One of the things that has happened is that church life not just been relativised, it has been demeaned, through a process over time something like this (perhaps):



1. Enforced: Church life at one time was a question of Christendom, with political and cultural participation. By being English you were a Christian, and Christians fought to discover personal faith beyond and within cultural structures. Choosing the nature of your faith was unusual, and difficult.



2. Voluntarism: Then in the 19th century voluntarism explodes on the scene. With the emergence of nation states, capitalist markets, huge increases in income and leisure, the freedom to choose faith arose.



And for many Christians the ability to choose faith, and it’s shape and form was liberating. But by and large these formulations of faith, still ordered the rest of life and leisure.



3. Relativisation: But the freedom to choose soon becomes the freedom to choose anything other than participation in Christian community and mission. There is a direct correlation in the UK with increases in income, leisure and decline of church involvement (things get very different compared to the US with factors of lack of state church, welfare state and republican democracy)



4. De-relativised: Then we arrive where things seem today. Church is not just one choice among many, it is a lesser choice. It’s not even a valid hobby for people. To give time to church is to invite criticism in public by anyone who wants in ways that would never happen about other personal interests.

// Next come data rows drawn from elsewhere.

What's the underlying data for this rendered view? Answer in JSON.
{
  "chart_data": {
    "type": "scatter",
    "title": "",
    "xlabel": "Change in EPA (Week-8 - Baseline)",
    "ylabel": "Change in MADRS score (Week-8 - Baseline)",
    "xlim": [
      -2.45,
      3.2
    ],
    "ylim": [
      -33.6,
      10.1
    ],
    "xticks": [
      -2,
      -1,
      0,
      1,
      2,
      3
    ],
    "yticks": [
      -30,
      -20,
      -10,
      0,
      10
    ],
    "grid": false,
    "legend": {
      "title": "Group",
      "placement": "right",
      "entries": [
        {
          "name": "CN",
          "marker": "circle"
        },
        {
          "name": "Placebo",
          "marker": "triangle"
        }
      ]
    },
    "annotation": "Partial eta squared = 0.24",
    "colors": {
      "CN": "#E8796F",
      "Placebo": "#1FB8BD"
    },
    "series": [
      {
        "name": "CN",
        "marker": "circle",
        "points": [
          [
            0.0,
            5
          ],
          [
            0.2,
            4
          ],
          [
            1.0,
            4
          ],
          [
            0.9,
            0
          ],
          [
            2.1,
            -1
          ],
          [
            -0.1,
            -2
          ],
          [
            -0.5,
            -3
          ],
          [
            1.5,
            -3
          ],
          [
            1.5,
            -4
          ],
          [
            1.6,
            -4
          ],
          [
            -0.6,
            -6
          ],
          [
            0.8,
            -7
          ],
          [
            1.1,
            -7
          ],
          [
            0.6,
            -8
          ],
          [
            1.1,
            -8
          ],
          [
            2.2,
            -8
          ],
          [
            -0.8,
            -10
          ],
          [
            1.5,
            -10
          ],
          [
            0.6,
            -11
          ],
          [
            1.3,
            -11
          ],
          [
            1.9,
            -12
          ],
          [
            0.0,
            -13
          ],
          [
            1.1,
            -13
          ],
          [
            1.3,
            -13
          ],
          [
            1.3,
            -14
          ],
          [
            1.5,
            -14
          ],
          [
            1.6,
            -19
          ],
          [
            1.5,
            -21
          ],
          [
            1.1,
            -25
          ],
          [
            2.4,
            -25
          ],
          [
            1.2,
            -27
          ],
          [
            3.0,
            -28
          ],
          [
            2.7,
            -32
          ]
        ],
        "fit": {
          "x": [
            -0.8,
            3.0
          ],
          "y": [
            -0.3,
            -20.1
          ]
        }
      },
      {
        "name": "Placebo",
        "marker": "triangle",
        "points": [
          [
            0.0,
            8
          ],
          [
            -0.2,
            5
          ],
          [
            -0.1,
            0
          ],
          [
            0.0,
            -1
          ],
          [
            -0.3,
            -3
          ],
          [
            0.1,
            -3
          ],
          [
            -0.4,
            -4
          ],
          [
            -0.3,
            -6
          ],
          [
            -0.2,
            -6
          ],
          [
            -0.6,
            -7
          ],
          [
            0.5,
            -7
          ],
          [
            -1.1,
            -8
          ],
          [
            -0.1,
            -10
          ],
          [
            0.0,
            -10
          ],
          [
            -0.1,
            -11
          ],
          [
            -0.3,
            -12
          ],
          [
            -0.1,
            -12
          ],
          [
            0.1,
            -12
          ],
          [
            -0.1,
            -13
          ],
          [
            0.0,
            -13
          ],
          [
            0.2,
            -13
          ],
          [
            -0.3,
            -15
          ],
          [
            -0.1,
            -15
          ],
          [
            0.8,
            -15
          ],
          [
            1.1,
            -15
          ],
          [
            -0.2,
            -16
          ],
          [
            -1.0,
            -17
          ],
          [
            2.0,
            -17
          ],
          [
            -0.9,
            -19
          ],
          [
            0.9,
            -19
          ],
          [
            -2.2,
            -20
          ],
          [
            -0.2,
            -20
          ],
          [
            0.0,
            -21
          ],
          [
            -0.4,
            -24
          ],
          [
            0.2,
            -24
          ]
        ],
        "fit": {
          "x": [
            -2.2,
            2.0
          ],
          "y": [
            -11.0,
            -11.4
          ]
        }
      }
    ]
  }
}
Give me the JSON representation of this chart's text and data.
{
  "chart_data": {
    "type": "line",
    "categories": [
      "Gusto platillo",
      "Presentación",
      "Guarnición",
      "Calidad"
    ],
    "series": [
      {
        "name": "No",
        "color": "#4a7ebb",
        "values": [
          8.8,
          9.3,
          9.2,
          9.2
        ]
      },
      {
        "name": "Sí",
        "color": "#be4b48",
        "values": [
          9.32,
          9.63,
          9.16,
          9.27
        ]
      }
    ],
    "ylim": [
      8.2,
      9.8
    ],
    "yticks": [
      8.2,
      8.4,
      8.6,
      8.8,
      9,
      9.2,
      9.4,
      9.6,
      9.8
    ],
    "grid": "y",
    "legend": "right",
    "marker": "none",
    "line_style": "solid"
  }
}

So how might I respond to this? Perhaps one way would to at least expect that our Christian commitments have the same status of any personal interest, hobby, club and society, and to have at least the same demands on our time as all the other things we organise our lives around.



And maybe we might even get to the place where our faith orders all our other commitments rather than fits around anything that is left over. And of course all this reveals that I think the giving of the best of who we are to our faith, first, best and not the last and for that to take place with others and order every other interest we have is what Christian community is about.

So do Christians spend too much time in Church? Well whose business is it if they do, and who is anyone to question what people give their interests to? Perhaps the problem is not that we give too much, but that we give too little.

If my sons rugby club demands that, surely my faith must demand at least the same. My kids sports and performing arts, demand far more than their church discipleship.Traditioned activities, done with others, at great cost of time, energy and money, that requires the organising of other interests around them.